Canonical discriminant analysis is equivalent to canonical correlation analysis between the quantitative variables and a set of dummy variables coded from the CLASS variable. In the following notation, the dummy variables are denoted by $\mb{y}$ and the quantitative variables are denoted by $\mb{x}$ . The total sample covariance matrix for the $\mb{x}$ and $\mb{y}$ variables is

$\mb{S} = \left[\begin{matrix} \mb{S}_{xx} & \mb{S}_{xy} \cr \mb{S}_{yx} & \mb{S}_{yy} \end{matrix}\right]$

When c is the number of groups, $n_ t$ is the number of observations in group t, and $\mb{S}_ t$ is the sample covariance matrix for the $\mb{x}$ variables in group t, the within-class pooled covariance matrix for the $\mb{x}$ variables is

$\mb{S}_ p = \frac{1}{\sum n_ t-c} {\sum (n_ t-1)\mb{S}_ t}$

The canonical correlations, $\rho _ i$ , are the square roots of the eigenvalues, $\lambda _ i$ , of the following matrix. The corresponding eigenvectors are $\mb{v}_ i$ .

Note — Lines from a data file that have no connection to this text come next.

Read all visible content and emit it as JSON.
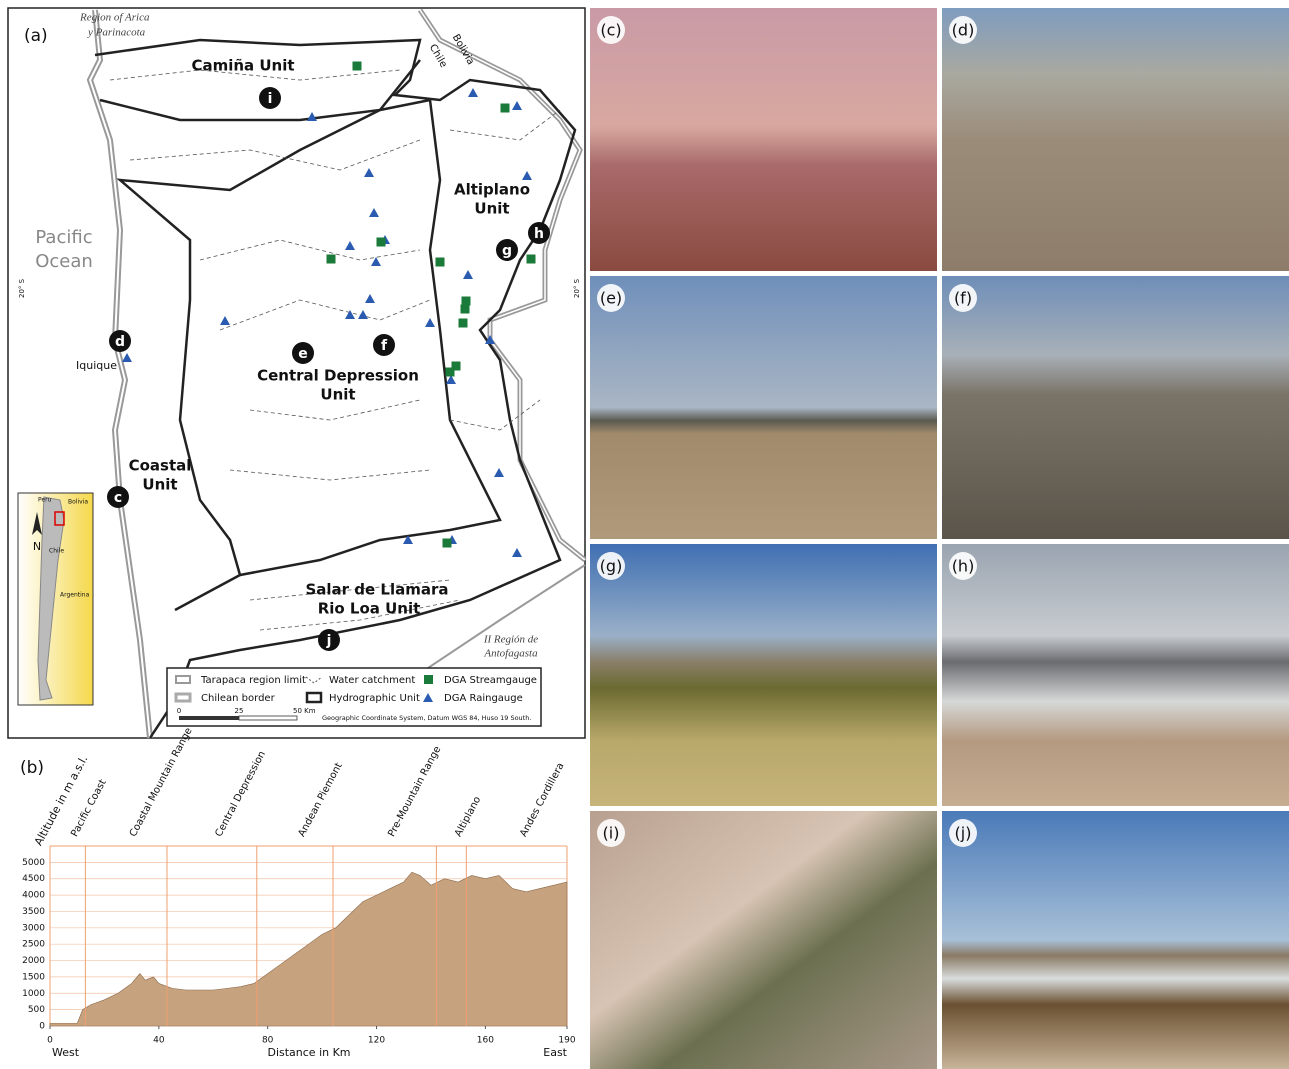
{
  "map": {
    "panel": "(a)",
    "region": [
      "Region of Arica",
      "y Parinacota"
    ],
    "countries": [
      "Bolivia",
      "Chile"
    ],
    "ocean": [
      "Pacific",
      "Ocean"
    ],
    "latitude": [
      "20° S",
      "20° S"
    ],
    "units": {
      "camina": "Camiña Unit",
      "altiplano": [
        "Altiplano",
        "Unit"
      ],
      "central": [
        "Central Depression",
        "Unit"
      ],
      "coastal": [
        "Coastal",
        "Unit"
      ],
      "salar": [
        "Salar de Llamara",
        "Rio Loa Unit"
      ]
    },
    "city": "Iquique",
    "antofagasta": [
      "II Región de",
      "Antofagasta"
    ],
    "sites": [
      "i",
      "e",
      "f",
      "d",
      "c",
      "g",
      "h",
      "j"
    ],
    "inset": [
      "Peru",
      "Bolivia",
      "N",
      "Chile",
      "Argentina"
    ],
    "legend": [
      "Tarapaca region limit",
      "Water catchment",
      "DGA Streamgauge",
      "Chilean border",
      "Hydrographic Unit",
      "DGA Raingauge"
    ],
    "scale": [
      "0",
      "25",
      "50 Km"
    ],
    "datum": "Geographic Coordinate System, Datum WGS 84, Huso 19 South."
  },
  "profile": {
    "panel": "(b)",
    "type": "area",
    "y_label": "Altitude in m a.s.l.",
    "x_label": "Distance in Km",
    "x_left": "West",
    "x_right": "East",
    "zones": [
      "Pacific Coast",
      "Coastal Mountain Range",
      "Central Depression",
      "Andean Piemont",
      "Pre-Mountain Range",
      "Altiplano",
      "Andes Cordillera"
    ],
    "zone_lines": [
      13,
      43,
      76,
      104,
      142,
      153
    ],
    "xlim": [
      0,
      190
    ],
    "ylim": [
      0,
      5500
    ],
    "xticks": [
      0,
      40,
      80,
      120,
      160,
      190
    ],
    "yticks": [
      0,
      500,
      1000,
      1500,
      2000,
      2500,
      3000,
      3500,
      4000,
      4500,
      5000
    ],
    "x": [
      0,
      5,
      10,
      12,
      15,
      20,
      25,
      30,
      33,
      35,
      38,
      40,
      45,
      50,
      55,
      60,
      65,
      70,
      75,
      80,
      85,
      90,
      95,
      100,
      105,
      110,
      115,
      120,
      125,
      130,
      133,
      136,
      140,
      145,
      150,
      155,
      160,
      165,
      170,
      175,
      180,
      185,
      190
    ],
    "values": [
      80,
      80,
      80,
      500,
      650,
      800,
      1000,
      1300,
      1600,
      1400,
      1500,
      1300,
      1150,
      1100,
      1100,
      1100,
      1150,
      1200,
      1300,
      1600,
      1900,
      2200,
      2500,
      2800,
      3000,
      3400,
      3800,
      4000,
      4200,
      4400,
      4700,
      4600,
      4300,
      4500,
      4400,
      4600,
      4500,
      4600,
      4200,
      4100,
      4200,
      4300,
      4400
    ]
  },
  "photos": [
    "(c)",
    "(d)",
    "(e)",
    "(f)",
    "(g)",
    "(h)",
    "(i)",
    "(j)"
  ]
}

${\mb{S}_ p}^{-1/2}\mb{S}_{xy}{\mb{S}_{yy}}^{-1}\mb{S}_{yx}{\mb{S}_ p}^{-1/2}$

Let $\mb{V}$ be the matrix that contains the eigenvectors $\mb{v}_ i$ that correspond to nonzero eigenvalues as columns. The raw canonical coefficients are calculated as follows:

$\mb{R} = {\mb{S}_ p}^{-1/2}\mb{V}$

The pooled within-class standardized canonical coefficients are

$\mb{P} = \mr{diag}(\mb{S}_ p)^{1/2}\mb{R}$

The total sample standardized canonical coefficients are

$\mb{T} = \mr{diag}(\mb{S}_{xx})^{1/2}\mb{R}$

Let $\mb{X}_ c$ be the matrix that contains the centered $\mb{x}$ variables as columns. The canonical scores can be calculated by any of the following:

$\mb{X}_ c \, \mb{R}$

$\mb{X}_ c \, \mr{diag}(\mb{S}_ p)^{-1/2}\mb{P}$

$\mb{X}_ c \, \mr{diag}(\mb{S}_{xx})^{-1/2}\mb{T}$

For the multivariate tests based on $\mb{E}^{-1}\mb{H}$ ,

$\mb{E} = (n-1)(\mb{S}_{yy} - \mb{S}_{yx}\mb{S}_{xx}^{-1}\mb{S}_{xy})$

$\mb{H} = (n-1)\mb{S}_{yx}\mb{S}_{xx}^{-1}\mb{S}_{xy}$

where n is the total number of observations.